Inwieweit die „Ordnung der Zukunft“ für den Untersuchungszeitraum von 1776 bis 1824 als die eines geschlossenen Erwartungshorizonts angesehen werden muss, bleibt also zu hinterfragen. Es lassen sich ohne weiteres Autoren als Gegenbeispiele anführen: Statt Karl von Eckartshausen könnte sein Zeitgenosse Rupert Kornkamm herangezogen werden, anstelle von Joseph Görres ohne weiteres Friedrich Buchholz. Auf der semantischen Ebene würden hier Belege für die offene Zukunft gefunden. Inwieweit die über die oben genannten fünf Textverfahren modellierte Schließung auch bei Kornkamm, Buchholz oder anderen Autoren funktioniert, bliebe dann zu klären. Bereits Hayden Whites formale Methode, prominente Werke der Historiographie auf die Modelle Romanze, Tragödie, Komödie und Satire zurückzuführen, scheiterte an einem logischen Zirkelschluss. Zu überlegen ist auch, ob nicht alternative Modelle Textverfahren der Sattelzeit adäquat erschließen können – so das Pittoreske beziehungsweise Malerische, das Musikalische beziehungsweise die Sonate oder das Individuelle beziehungsweise die Individualisierung. Dies sind lediglich Vermutungen, doch es zeigt, dass die Sattelzeit als Umbruchzeit in Sprachhaushalt, Epistemen und Modellen noch längst nicht ausgedeutet ist.
Stubenrauchs Verdienst bleibt es, für die Umbruchzeit von 1740 bis 1850 eine neue Sicht auf das Projekt „Zukunft“ in die Diskussion gebracht zu haben und über die Annahme von „Wiederholungsstrukturen“ dieses Projekt auch für die nachfolgenden Schwellenzeiten um 1900 und 2000 zu hinterfragen: „Mit der Emphase für unbegrenzte zukünftige Entwicklungen kaufen wir uns stets die Formen ihrer Begrenzung ein.“ (S. 410)
Anmerkungen:
1 Reinhart Koselleck, Vergangene Zukunft. Zur Semantik geschichtlicher Zeiten, Frankfurt am Main 1979; Lucian Hölscher, Die Entdeckung der Zukunft, Frankfurt am Main 1999.
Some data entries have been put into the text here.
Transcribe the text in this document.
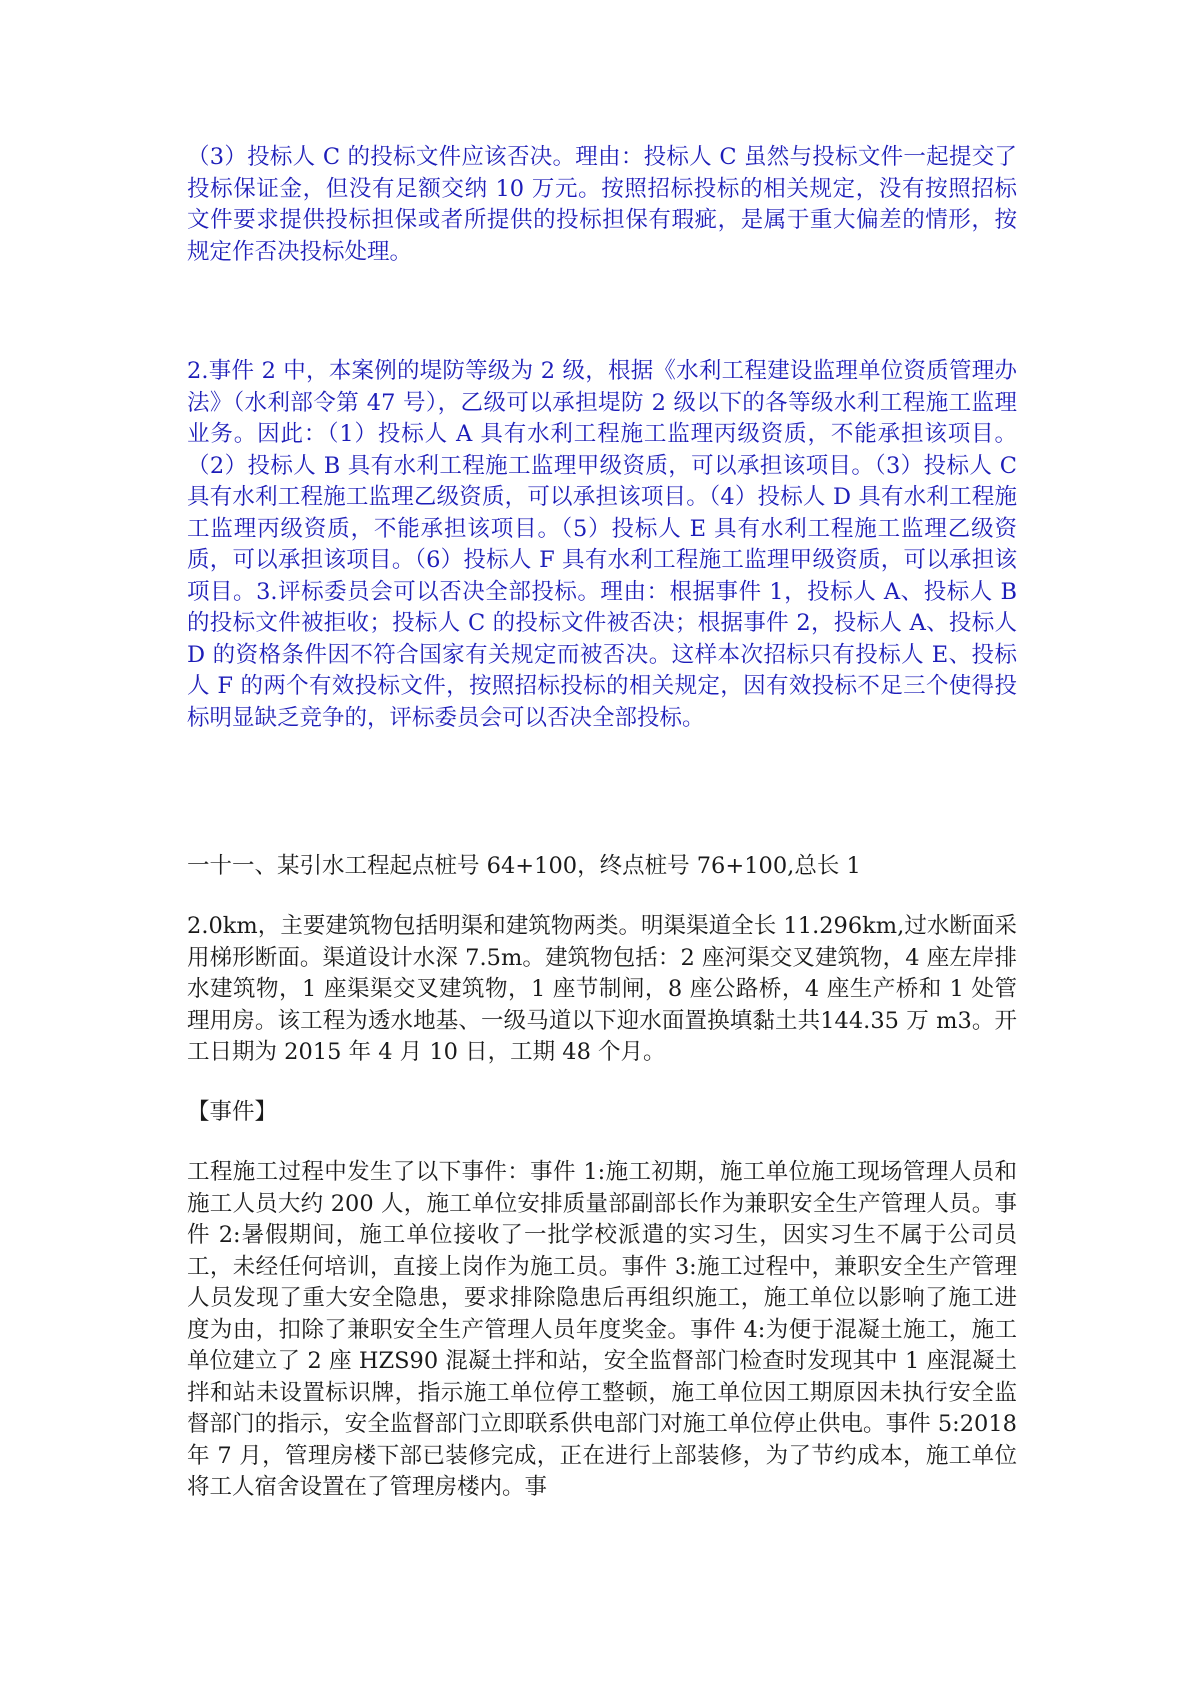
（3）投标人 C 的投标文件应该否决。理由：投标人 C 虽然与投标文件一起提交了投标保证金，但没有足额交纳 10 万元。按照招标投标的相关规定，没有按照招标文件要求提供投标担保或者所提供的投标担保有瑕疵，是属于重大偏差的情形，按规定作否决投标处理。

2.事件 2 中，本案例的堤防等级为 2 级，根据《水利工程建设监理单位资质管理办法》（水利部令第 47 号），乙级可以承担堤防 2 级以下的各等级水利工程施工监理业务。因此：（1）投标人 A 具有水利工程施工监理丙级资质，不能承担该项目。（2）投标人 B 具有水利工程施工监理甲级资质，可以承担该项目。（3）投标人 C 具有水利工程施工监理乙级资质，可以承担该项目。（4）投标人 D 具有水利工程施工监理丙级资质，不能承担该项目。（5）投标人 E 具有水利工程施工监理乙级资质，可以承担该项目。（6）投标人 F 具有水利工程施工监理甲级资质，可以承担该项目。3.评标委员会可以否决全部投标。理由：根据事件 1，投标人 A、投标人 B 的投标文件被拒收；投标人 C 的投标文件被否决；根据事件 2，投标人 A、投标人 D 的资格条件因不符合国家有关规定而被否决。这样本次招标只有投标人 E、投标人 F 的两个有效投标文件，按照招标投标的相关规定，因有效投标不足三个使得投标明显缺乏竞争的，评标委员会可以否决全部投标。

一十一、某引水工程起点桩号 64+100，终点桩号 76+100,总长 1

2.0km，主要建筑物包括明渠和建筑物两类。明渠渠道全长 11.296km,过水断面采用梯形断面。渠道设计水深 7.5m。建筑物包括：2 座河渠交叉建筑物，4 座左岸排水建筑物，1 座渠渠交叉建筑物，1 座节制闸，8 座公路桥，4 座生产桥和 1 处管理用房。该工程为透水地基、一级马道以下迎水面置换填黏土共144.35 万 m3。开工日期为 2015 年 4 月 10 日，工期 48 个月。

【事件】

工程施工过程中发生了以下事件：事件 1:施工初期，施工单位施工现场管理人员和施工人员大约 200 人，施工单位安排质量部副部长作为兼职安全生产管理人员。事件 2:暑假期间，施工单位接收了一批学校派遣的实习生，因实习生不属于公司员工，未经任何培训，直接上岗作为施工员。事件 3:施工过程中，兼职安全生产管理人员发现了重大安全隐患，要求排除隐患后再组织施工，施工单位以影响了施工进度为由，扣除了兼职安全生产管理人员年度奖金。事件 4:为便于混凝土施工，施工单位建立了 2 座 HZS90 混凝土拌和站，安全监督部门检查时发现其中 1 座混凝土拌和站未设置标识牌，指示施工单位停工整顿，施工单位因工期原因未执行安全监督部门的指示，安全监督部门立即联系供电部门对施工单位停止供电。事件 5:2018 年 7 月，管理房楼下部已装修完成，正在进行上部装修，为了节约成本，施工单位将工人宿舍设置在了管理房楼内。事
2 Achim Landwehr (Hrsg.), Frühe Neue Zeiten. Zeitwissen zwischen Reformation und Revolution, Bielefeld 2012; Daniel Fulda, Um 1700 begann die ‚offene Zukunft‘. Zum Ausgang der Aufklärung von einer allgemeinen Unsicherheitserfahrung, in: ders. / Jörn Steigerwald (Hrsg.), Um 1700. Die Formierung der europäischen Aufklärung. Zwischen Öffnung und neuerlicher Schließung (Hallesche Beiträge zur europäischen Aufklärung 52), Berlin 2016, S. 23–45; Andreas Urs Sommer, Sinnstiftung durch Geschichte? Zur Genese der spekulativ-universalistischen Geschichtsphilosophie zwischen Pierre Bayle und Immanuel Kant (Schwabe Philosophica 8), Basel 2006.
3 Sandra Kerschbaumer, Immer wieder Romantik. Modelltheoretische Beschreibungen ihrer Wirkungsgeschichte, Heidelberg 2018.